Foreign investors in Australian residential property are paying far more in stamp duty compared to local owners and investors, according to a new report from the Housing Industry Association (HIA).
The HIA said foreign purchasers of a median priced unit or apartment in Sydney ($747,000 as of the July quarter) were required to fork out $93,865 in stamp duty and other transaction taxes. This equates to more than three times the $29,105 which local owners and investors pay on an equivalent property, and added around one-eighth of the cost of the acquisition over and above the purchase price.
Non-residents in other states are also paying more in stamp duty and other transaction taxes.
Compared with the $26,870 and $12,145 in stamp duty paid by local buyers for average-priced units in Melbourne and Brisbane ($530,000 and $392,000 respectively), foreign buyers would be required to pay $68,970 and $28,905 on these same units respectively.
HIA’s latest report comes as cash-strapped governments around Australia rush to follow the lead set by Victoria in 2015 and raise money by levying stamp duty surcharges on foreign buyers, which are applied over and above any duties paid by regular investors.

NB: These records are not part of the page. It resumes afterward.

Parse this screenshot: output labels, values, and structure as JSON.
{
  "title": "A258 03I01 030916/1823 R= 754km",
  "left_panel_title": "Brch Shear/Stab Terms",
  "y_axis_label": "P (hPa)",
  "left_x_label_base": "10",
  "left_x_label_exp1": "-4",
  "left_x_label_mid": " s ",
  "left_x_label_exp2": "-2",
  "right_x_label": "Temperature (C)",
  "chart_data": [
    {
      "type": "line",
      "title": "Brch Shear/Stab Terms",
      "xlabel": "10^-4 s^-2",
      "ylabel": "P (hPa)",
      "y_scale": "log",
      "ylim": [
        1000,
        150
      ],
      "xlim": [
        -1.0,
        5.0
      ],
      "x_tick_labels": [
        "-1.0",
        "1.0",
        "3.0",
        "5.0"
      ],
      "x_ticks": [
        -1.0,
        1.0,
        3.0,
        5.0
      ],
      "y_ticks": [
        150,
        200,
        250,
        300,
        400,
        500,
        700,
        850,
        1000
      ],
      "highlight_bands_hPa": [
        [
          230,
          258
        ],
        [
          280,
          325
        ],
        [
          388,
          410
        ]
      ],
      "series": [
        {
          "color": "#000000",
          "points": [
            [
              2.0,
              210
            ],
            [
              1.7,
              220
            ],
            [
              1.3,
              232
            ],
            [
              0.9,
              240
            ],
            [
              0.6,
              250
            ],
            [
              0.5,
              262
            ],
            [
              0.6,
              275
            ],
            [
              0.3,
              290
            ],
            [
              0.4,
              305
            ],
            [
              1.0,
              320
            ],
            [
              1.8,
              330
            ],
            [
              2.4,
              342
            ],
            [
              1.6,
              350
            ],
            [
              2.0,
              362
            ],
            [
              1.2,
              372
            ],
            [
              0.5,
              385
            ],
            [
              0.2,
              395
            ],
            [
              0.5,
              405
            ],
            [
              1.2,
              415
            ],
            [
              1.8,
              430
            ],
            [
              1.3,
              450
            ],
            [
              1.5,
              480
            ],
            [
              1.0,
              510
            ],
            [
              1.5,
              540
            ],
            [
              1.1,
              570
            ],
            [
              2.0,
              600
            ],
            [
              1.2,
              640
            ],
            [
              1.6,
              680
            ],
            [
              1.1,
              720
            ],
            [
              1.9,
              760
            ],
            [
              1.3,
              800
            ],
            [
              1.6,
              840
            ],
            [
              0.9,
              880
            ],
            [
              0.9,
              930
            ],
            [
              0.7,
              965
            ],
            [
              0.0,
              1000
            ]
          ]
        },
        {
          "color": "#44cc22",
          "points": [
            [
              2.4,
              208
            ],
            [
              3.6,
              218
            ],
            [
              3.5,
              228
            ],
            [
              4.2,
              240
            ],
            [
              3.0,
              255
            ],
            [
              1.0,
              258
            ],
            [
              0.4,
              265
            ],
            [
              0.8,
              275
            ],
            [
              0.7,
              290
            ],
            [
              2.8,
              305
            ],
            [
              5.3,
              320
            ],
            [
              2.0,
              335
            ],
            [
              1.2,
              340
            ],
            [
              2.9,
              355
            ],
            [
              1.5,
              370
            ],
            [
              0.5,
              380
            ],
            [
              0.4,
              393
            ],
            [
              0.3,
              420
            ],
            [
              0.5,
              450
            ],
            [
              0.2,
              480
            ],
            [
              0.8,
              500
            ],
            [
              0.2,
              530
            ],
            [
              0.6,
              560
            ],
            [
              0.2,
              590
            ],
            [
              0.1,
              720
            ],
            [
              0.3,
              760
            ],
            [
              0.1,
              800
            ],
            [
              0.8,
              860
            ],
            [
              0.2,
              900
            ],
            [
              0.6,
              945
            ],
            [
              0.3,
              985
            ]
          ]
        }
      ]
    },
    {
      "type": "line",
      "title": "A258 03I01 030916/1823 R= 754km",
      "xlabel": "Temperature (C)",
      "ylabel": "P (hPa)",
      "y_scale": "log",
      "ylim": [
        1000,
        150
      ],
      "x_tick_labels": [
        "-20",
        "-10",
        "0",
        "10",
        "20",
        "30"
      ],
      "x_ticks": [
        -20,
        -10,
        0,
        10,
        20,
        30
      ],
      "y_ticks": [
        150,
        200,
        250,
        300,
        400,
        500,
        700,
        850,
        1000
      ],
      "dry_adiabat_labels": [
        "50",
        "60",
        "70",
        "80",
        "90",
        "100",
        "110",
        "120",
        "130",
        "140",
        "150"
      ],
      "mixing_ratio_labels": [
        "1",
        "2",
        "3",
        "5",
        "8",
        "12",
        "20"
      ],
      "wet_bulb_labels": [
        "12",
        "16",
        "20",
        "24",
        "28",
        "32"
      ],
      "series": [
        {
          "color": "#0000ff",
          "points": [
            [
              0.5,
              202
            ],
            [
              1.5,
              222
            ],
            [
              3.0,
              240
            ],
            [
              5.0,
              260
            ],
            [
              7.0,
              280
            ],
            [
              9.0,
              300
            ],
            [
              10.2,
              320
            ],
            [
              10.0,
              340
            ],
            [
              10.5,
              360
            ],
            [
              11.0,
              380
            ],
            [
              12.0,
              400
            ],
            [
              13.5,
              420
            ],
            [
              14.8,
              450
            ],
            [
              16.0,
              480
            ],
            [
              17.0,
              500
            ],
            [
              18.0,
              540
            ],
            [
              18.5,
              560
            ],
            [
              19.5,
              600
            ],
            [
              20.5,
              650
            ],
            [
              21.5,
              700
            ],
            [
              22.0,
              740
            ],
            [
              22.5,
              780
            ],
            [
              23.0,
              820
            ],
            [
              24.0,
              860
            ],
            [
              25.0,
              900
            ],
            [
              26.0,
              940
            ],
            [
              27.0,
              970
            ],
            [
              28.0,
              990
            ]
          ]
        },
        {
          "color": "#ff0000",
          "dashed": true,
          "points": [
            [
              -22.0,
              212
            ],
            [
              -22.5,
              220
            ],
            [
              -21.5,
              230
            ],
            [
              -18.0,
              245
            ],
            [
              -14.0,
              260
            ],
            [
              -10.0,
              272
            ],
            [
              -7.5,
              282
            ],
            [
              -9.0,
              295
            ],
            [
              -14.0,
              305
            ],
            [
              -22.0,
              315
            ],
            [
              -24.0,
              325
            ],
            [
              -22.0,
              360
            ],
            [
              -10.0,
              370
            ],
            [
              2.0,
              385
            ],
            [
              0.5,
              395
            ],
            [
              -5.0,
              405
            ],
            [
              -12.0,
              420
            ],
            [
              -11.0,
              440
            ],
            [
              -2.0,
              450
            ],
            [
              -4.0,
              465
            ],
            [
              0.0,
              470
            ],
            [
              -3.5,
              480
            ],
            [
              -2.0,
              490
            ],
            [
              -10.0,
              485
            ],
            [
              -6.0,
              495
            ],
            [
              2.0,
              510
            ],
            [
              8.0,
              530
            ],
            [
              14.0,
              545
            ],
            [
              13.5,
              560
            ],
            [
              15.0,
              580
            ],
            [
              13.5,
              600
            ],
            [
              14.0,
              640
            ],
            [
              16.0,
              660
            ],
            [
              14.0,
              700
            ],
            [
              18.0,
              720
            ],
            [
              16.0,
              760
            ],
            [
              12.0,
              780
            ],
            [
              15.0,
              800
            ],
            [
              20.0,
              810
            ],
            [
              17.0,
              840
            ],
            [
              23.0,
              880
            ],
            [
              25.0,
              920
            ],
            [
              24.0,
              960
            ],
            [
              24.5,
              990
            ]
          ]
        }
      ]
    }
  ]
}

In New South Wales and Queensland, surcharges equivalent to 8% and 3% of the purchase price have been applied since July 1, 2017 and October 1, 2016 respectively.
Moreover, foreign investors who want to purchase residential property in Australia have to pay $5,000 in application fees to the federal government for their application to purchase property to be processed.
Australian governments consider the heftier surcharges imposed on foreign investors to be a politically harmless means of raising much needed cash.